In 1782 he suffered a paralytic stroke, from which he partially recovered. For seven years more he continued to paint. Then his left eye clouded, and soon lost its vision; in 1789 the right eye began to fail, and he put down his brush, despondent that almost total blindness was to be added to the semi-deafness which since his twenty-seventh year had forced him to use an ear trumpet. On December 10, 1790, he delivered the last of his discourses. He reaffirmed his faith in the academic and conservative precepts of his earlier addresses, and renewed his counsel to study line before color, and the classic-painters before attempting innovation. He ended with a paean to Michelangelo:
Were I now to begin the world again, I would tread in the steps of that great master; to kiss the hem of his garment, to catch the slightest of his
perfections, would be glory and distinction enough for an ambitious man.... I reflect, not without vanity, that these discourses bear testimony of my admiration of that truly divine man; and I should desire that the last word which I should pronounce in this Academy, and from this place, might be the name of Michael Angelo.46
The repentant portraitist died on February 23, 1792, and nine noblemen were proud to bear his remains to St.
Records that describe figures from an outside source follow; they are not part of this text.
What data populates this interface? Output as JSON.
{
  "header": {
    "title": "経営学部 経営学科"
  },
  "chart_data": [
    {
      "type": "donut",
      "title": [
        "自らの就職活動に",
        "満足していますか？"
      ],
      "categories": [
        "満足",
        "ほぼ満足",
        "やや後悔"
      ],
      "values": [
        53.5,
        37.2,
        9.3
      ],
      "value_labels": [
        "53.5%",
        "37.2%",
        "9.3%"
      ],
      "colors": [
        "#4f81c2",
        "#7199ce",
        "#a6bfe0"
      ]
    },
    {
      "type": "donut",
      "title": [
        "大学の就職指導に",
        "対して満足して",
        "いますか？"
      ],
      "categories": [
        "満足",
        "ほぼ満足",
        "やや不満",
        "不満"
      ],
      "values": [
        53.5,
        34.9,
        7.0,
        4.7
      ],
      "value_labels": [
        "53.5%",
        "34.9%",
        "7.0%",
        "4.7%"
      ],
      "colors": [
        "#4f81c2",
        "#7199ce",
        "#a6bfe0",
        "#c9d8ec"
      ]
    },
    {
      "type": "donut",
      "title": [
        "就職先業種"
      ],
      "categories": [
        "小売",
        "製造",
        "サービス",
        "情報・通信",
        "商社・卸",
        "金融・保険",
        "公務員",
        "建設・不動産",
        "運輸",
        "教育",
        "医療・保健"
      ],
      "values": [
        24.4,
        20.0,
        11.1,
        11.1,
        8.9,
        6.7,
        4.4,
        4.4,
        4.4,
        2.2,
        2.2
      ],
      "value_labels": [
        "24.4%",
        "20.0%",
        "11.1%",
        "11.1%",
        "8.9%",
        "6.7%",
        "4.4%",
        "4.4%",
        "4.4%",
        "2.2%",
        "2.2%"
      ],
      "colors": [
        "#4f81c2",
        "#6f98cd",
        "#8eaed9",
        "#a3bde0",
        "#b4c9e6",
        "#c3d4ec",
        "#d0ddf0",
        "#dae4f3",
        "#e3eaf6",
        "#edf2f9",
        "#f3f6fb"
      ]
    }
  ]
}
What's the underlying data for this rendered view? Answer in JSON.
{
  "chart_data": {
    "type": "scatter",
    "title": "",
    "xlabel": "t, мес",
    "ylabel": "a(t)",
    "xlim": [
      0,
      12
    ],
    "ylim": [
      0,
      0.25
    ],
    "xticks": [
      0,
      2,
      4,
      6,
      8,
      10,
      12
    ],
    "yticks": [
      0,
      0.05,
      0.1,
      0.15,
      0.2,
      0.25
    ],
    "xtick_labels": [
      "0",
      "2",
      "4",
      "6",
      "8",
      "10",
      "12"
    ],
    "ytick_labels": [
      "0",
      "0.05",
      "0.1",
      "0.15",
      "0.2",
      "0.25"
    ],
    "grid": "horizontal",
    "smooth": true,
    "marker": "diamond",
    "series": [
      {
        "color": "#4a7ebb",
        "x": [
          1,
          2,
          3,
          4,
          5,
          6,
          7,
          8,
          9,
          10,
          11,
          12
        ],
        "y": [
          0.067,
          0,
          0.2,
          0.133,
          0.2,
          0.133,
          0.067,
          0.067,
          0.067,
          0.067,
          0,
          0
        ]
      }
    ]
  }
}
Paul’s.
V. THOMAS GAINSBOROUGH
Reynolds was a man of the world, ready to make the obeisances required for social acceptance; Gainsborough was a passionate individualist who raged at the sacrifices demanded of his personality and his art as the price of success. His parents were Dissenters; Thomas inherited their independence of spirit without their piety. Stories are told of his playing truant from school in his native Sudbury to roam the countryside, sketching trees and sky, and the cattle grazing in the fields or drinking at a pond. Having by the age of fourteen drawn all the trees in the neighborhood, he obtained permission from his father to go to London and study art. There he studied the women of the town, as we gather from his later advice to a young actor: “Don’t run about London streets, fancying you are catching strokes of nature, at the hazard of your constitution. It was my first school, and deeply read in petticoats I am; therefore you may allow me to caution you.”47
Suddenly, still but nineteen, he found himself married to a Scottish girl of sixteen, Margaret Burr. She was, by most accounts, the illegitimate daughter of a duke, but she had an income of £ 200 a year.48 In 1748 they settled in Ipswich. He joined a music club there, for he was fond of music, and played several instruments. “I make portraits for a living, landscapes because I love them, and music because I cannot help myself.”49 In the work of the Dutch “landskip” painters he found a reinforcement of his interest in nature. Philip Thicknesse, governor of the nearby Landguard Fort, commissioned him to paint the fort, the neighboring hills, and Harwich; then he advised him to seek a richer and wider clientele in Bath.